Он замолчал, концом скатерти отер пот со лба и затылка. Громко высморкался в ту же скатерть. Ни на кого не глядя, придвинул к себе бутылку. Налил до краев стакан, залпом осушил его. Заметно охмелев, стал тяжело, будто валуны, ворочать слова:

— Вот я и говорю: мало нам своих партизан. Так вот, нате вам подарочек. Получайте!

Андреев и его собутыльники, такие же полицаи, фашистские цепные псы, обратили взоры к скамье, что стояла в углу под портретом Гитлера. Портрет бесноватого фюрера, с неизменной челкой, свисавшей над узким дегенеративным лбом, в большой массивной раме соседствовал с иконами разных размеров и видов. Там, на скамье, громоздились в беспорядке консервные банки, пачки печенья, сахара. Этикетки на них были русские — «Москва», «Казань», «Семипалатинск», «Куйбышев»… Тут же стояли маленькие аккумуляторные батареи. Возле них пестрел скомканный тяжелый шелк парашюта.

— Молодец, Харитон, что нашел красное добро! — хлопнул по плечу своего соседа, прыщеватого рыжего верзилу, временный хозяин избы, в которой они сейчас собрались, Дмитрий Костоглотов. Он сидел, важно выпятив грудь, положив на стол тяжелые кулаки. На волосатом пальце поблескивал массивный перстень.

Никто не знал, настоящим ли именем называет себя одноглазый — свирепый и жадный пришелец с Запада. Костоглотов появился на Псковщине вместе с гитлеровскими оккупантами. Говорил он по-русски с трудом, хотя уверял, что в этих русских деревнях жили его родители — богатые люди, не то помещики, не то кулаки, одним словом, надежная опора царского престола.

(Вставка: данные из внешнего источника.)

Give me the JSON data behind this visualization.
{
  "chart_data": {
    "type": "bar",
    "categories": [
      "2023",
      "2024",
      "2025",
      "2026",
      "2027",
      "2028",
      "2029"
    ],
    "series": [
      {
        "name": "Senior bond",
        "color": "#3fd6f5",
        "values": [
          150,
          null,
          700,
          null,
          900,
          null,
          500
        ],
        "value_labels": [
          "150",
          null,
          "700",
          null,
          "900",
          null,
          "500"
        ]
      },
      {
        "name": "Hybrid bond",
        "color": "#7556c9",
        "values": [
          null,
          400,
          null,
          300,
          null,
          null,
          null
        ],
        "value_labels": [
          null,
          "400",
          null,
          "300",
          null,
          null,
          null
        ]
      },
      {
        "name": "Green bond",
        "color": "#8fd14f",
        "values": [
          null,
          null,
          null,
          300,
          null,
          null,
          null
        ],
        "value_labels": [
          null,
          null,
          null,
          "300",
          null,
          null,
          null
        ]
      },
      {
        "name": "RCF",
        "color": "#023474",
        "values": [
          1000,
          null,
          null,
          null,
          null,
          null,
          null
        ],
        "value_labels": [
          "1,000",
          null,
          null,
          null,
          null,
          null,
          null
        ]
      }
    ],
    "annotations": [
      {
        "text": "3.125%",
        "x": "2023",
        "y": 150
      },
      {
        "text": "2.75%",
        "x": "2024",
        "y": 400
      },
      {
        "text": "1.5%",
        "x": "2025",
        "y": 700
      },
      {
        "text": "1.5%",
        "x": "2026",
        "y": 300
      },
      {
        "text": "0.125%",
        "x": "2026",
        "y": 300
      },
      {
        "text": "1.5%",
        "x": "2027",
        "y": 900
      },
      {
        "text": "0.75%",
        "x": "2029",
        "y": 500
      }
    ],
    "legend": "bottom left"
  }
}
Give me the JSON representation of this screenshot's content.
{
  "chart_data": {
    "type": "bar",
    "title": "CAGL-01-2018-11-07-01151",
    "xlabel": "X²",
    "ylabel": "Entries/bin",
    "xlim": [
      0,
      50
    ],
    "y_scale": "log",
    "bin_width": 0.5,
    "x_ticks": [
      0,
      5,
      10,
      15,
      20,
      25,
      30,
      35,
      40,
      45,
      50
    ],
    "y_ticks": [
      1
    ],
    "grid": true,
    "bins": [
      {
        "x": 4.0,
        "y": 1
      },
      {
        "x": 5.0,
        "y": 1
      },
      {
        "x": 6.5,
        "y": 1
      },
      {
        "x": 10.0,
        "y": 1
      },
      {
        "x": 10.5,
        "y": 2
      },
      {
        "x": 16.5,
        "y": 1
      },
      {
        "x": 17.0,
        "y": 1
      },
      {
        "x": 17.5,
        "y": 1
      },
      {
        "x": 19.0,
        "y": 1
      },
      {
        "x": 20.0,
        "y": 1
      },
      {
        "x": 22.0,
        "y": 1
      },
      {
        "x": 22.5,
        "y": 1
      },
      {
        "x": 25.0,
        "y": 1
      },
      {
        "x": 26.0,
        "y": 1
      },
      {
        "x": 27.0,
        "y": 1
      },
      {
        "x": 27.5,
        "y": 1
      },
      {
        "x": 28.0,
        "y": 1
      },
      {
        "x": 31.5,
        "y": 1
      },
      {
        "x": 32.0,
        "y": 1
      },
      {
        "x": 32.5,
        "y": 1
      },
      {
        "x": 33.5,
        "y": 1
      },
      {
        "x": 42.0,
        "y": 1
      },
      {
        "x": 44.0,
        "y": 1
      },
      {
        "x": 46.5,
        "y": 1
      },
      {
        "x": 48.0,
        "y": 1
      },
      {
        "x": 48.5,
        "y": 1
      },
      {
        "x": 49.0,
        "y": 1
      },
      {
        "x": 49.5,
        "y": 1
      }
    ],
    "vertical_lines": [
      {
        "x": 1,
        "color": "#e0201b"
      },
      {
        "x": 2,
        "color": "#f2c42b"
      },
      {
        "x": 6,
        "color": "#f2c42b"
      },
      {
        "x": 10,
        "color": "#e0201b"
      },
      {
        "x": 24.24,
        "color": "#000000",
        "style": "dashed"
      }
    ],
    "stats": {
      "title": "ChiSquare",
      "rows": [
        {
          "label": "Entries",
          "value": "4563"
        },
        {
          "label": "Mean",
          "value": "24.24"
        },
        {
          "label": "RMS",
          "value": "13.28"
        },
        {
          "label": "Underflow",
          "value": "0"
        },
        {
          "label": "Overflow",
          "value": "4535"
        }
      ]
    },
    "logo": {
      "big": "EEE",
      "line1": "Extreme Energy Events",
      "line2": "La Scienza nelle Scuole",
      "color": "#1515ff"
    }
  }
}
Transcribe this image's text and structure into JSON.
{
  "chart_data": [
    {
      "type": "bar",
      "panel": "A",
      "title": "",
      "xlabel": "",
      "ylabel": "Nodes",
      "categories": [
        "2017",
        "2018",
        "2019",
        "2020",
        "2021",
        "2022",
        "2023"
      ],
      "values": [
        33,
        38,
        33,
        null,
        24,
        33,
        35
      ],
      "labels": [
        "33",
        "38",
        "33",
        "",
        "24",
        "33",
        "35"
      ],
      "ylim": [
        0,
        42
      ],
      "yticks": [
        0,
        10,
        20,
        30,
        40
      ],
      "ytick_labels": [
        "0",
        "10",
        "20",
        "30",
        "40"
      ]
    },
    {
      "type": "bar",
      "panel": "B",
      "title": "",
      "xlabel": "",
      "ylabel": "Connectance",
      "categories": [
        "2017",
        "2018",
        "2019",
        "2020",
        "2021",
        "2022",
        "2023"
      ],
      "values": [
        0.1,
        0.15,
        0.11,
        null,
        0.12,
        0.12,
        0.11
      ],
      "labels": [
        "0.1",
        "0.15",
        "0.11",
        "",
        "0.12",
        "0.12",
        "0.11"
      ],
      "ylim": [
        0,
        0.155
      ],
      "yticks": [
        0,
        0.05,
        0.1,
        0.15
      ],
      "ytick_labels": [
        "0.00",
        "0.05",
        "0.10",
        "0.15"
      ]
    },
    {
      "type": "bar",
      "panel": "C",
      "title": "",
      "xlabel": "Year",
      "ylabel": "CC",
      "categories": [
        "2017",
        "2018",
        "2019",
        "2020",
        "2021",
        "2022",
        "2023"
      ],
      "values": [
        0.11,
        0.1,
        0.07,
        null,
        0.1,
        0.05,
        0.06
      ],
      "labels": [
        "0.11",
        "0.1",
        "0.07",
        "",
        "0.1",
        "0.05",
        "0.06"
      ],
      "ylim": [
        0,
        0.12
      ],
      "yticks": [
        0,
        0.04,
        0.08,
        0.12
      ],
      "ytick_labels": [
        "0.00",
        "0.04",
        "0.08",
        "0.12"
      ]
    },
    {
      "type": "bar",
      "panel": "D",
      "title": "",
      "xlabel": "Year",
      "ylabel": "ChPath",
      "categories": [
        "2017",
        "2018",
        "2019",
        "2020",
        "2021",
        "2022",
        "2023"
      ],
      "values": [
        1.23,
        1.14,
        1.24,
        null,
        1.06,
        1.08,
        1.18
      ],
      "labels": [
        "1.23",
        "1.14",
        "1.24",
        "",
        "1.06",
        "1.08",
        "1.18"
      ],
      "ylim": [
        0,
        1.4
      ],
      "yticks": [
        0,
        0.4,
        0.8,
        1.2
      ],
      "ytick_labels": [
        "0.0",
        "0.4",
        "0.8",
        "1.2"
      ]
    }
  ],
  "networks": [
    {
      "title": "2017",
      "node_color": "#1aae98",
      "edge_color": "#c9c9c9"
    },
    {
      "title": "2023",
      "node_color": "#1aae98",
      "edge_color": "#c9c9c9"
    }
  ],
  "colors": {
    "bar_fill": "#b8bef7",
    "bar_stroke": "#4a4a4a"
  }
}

Полицай уверял, что здесь прошли его детство и юность, а теперь он намерен прожить всю жизнь на положении беспощадного властелина.

Костоглотов кочевал из одного дома в другой, вышвыривал на улицу — на мороз, в грязь — крестьян, которые эти дома строили и обживали, растили в них своих детей. Он говорил, что эти избы — собственность его предков и, захватывая их, он восстанавливает порушенную большевиками справедливость. Частые свои новоселья полицай справлял пышно: дым стоял коромыслом, хозяин и гости, напившись до бесчувствия, потеряв человеческий облик, валились на грязный, заплеванный пол.